Before the echocardiogram or the prostate exam, before blood was drawn or body fat measured, the patients had a simple task: Sign the football.
The biceps drifting into this South Beach medical office this week are bigger, the attire perhaps a bit sportier and the fingers far more likely to be wearing a Super Bowl ring. The doctor is collecting autographs on more than just insurance forms; all of the patients played in the NFL.
While Peyton Manning, Brian Urlacher and the big names of today were readying for the Super Bowl, the stars of the past are feeling the effects of tackle-filled, turbocharged careers — and players’ advocates and the medical community are trying to help.
“It’s a given that by the time you leave the game you have a very thick medical file,” said Dick Anderson, a 60-year-old NFL retiree who played in three Super Bowls with the Miami Dolphins. “You can’t play the game and not come away with problems.”
Anderson was among about 60 former players expected at medical screenings here sponsored by the Living Heart Foundation, a Little Silver, N.J.-based organization that is studying health risks facing professional football players. The foundation has screened about 1,000 players — mostly retired — and is compiling the most in-depth study of NFL athletes’ health.
That study continues, but data from about 550 players was analyzed and presented at the International Symposium on Endovascular Therapy, which was held through this week a little north in Hollywood.
It found the game’s biggest players — linemen — are most at risk, with more than a third having enlarged hearts, as many as 75 percent suffering from obstructive sleep apnea and more than half with metabolic syndrome, which puts them at greater risk for heart disease. Those rates are far greater than the general population.
“There’s no question that the large body size of retired NFL players is the most significant single health problem that many of them face,” said Dr. Arthur Roberts, a former NFL quarterback who founded and heads the Living Heart Foundation. “If they’re former lineman and they’re weighing 300 pounds or more, from the doctor’s perspective I would say you’re clearly at the increased risk for a bad outcome.”
The trouble is, while weight-loss might alleviate current or future problems, players’ size is often key to their on-field success.
“In my career, losing weight is not really an option,” said New York Giants center Shaun O’Hara, who carries 300 pounds on his 6-foot-3 frame and has sleep apnea.
This is the third year Roberts and his team have held screenings where the Super Bowl is being played and more than a dozen others have been held in cities with NFL teams.
The number of players participating, observers say, is a sign of a new level of health consciousness in the NFL partly fueled by the proliferation of life-curtailing injuries and the early deaths of big stars such as Reggie White.
“The old-timers sat in the locker room and smoked and drank beer at halftime,” said Dr. Allan Levy, a longtime team physician for the Giants. “The players are very different now from what they were.”

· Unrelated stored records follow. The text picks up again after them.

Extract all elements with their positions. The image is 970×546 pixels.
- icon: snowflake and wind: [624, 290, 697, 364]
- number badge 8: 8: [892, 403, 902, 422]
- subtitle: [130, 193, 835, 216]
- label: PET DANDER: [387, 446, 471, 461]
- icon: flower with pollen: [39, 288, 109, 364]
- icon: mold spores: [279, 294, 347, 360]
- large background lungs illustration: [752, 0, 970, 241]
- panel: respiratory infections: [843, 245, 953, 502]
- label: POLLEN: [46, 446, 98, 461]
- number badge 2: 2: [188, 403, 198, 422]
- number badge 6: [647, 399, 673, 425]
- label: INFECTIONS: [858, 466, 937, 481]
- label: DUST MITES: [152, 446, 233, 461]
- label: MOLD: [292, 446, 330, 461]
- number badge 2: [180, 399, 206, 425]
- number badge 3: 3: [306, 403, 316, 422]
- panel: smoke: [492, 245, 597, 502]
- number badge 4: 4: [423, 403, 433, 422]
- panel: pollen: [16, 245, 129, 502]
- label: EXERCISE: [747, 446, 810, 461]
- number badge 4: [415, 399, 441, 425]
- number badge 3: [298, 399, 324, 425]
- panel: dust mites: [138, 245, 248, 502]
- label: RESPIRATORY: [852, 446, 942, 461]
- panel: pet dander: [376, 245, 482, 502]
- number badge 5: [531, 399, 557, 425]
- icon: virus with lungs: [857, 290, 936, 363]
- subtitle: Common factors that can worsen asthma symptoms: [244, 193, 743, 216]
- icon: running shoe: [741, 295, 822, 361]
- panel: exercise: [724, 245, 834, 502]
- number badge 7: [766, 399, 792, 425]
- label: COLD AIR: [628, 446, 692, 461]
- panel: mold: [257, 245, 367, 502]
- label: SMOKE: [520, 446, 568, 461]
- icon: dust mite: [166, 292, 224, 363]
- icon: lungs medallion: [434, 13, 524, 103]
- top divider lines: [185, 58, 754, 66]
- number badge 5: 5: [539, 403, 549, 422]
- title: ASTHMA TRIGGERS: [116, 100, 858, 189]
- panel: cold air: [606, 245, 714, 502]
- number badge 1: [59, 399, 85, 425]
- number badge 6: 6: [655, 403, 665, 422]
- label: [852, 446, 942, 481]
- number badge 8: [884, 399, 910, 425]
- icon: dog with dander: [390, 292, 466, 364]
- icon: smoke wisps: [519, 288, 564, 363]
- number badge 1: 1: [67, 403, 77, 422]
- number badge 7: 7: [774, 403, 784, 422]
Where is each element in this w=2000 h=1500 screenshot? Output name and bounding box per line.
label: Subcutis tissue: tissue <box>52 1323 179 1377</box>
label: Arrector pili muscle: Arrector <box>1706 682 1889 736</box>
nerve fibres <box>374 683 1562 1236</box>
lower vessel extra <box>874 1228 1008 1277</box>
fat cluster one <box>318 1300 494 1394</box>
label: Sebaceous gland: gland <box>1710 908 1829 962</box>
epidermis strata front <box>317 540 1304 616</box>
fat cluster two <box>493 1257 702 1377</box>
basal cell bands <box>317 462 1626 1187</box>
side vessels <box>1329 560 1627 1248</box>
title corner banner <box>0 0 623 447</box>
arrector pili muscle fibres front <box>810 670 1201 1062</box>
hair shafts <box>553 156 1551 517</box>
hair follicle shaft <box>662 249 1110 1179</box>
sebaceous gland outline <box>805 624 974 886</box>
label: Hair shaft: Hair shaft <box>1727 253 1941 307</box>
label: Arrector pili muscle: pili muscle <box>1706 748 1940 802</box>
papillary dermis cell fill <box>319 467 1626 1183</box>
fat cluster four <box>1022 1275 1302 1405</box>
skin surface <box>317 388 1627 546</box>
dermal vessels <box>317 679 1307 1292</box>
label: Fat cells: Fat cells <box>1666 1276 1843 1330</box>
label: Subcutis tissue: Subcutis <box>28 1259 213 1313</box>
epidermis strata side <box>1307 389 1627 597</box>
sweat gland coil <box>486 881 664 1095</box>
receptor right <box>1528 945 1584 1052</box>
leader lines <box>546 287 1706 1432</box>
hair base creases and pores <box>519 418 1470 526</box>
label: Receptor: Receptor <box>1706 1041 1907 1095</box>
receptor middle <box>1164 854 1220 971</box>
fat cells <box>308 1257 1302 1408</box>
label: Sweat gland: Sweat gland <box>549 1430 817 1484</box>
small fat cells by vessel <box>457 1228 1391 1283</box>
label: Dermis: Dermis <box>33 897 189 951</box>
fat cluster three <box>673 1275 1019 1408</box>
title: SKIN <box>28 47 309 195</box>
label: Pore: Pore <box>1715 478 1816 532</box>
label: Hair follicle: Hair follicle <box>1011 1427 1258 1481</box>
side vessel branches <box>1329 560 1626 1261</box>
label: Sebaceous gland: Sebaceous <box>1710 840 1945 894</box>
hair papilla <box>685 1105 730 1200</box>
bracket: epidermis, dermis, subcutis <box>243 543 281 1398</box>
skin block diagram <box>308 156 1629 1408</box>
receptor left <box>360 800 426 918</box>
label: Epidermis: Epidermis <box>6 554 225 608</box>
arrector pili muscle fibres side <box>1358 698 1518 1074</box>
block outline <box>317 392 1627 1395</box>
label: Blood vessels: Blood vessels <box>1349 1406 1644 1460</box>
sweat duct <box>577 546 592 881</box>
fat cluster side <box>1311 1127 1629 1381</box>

Still, doctors say there is a jarring adjustment to post-athlete life. Players often see their movement limited by injuries and must learn to adjust their eating to a more sedentary lifestyle.
“I didn’t used to have this right here,” said Frank Marion, a 55-year-old retired Giant, as he pointed to his ample midsection. “I became one of the worst eaters because I’m not competing anymore. Once you’re not playing you don’t have to maintain that weight.”
Football players’ health first got a formal look with the National Institute for Occupational Safety and Health’s 1994 release of a mortality study of 6,848 players. It defied conventional wisdom, showing NFL players overall had a death rate 46 percent lower than the general population of men of similar age and race. But it also found those on the offensive and defensive lines had a 52 percent greater risk of dying from heart disease than the general population.
The NFL Players Association has funded health efforts and is trying to educate members through its newsletter and in meetings.
“We want to get to these guys early,” said Andre Collins, who heads outreach to retired players for the NFLPA. “We want to educate them, we want them to lose weight, we don’t want their hearts to work so hard.”
Those desires are clear as players weave through the hallways of “The South Beach Diet” author Dr. Arthur Agatston, who loaned his exam rooms for the screenings.
The patients endure blood tests and urine analysis, sleep apnea screening and lung evaluations, not to mention measures to predict heart disease and stroke risk.
The mood is congenial. Athletes are armed with lists of the maladies for which their football careers could be blamed, but there are no regrets.
“I think if you polled everyone here today,” said Keith Sims, who played the offensive line for the Miami Dolphins and the Washington Redskins, “we’d all go back.”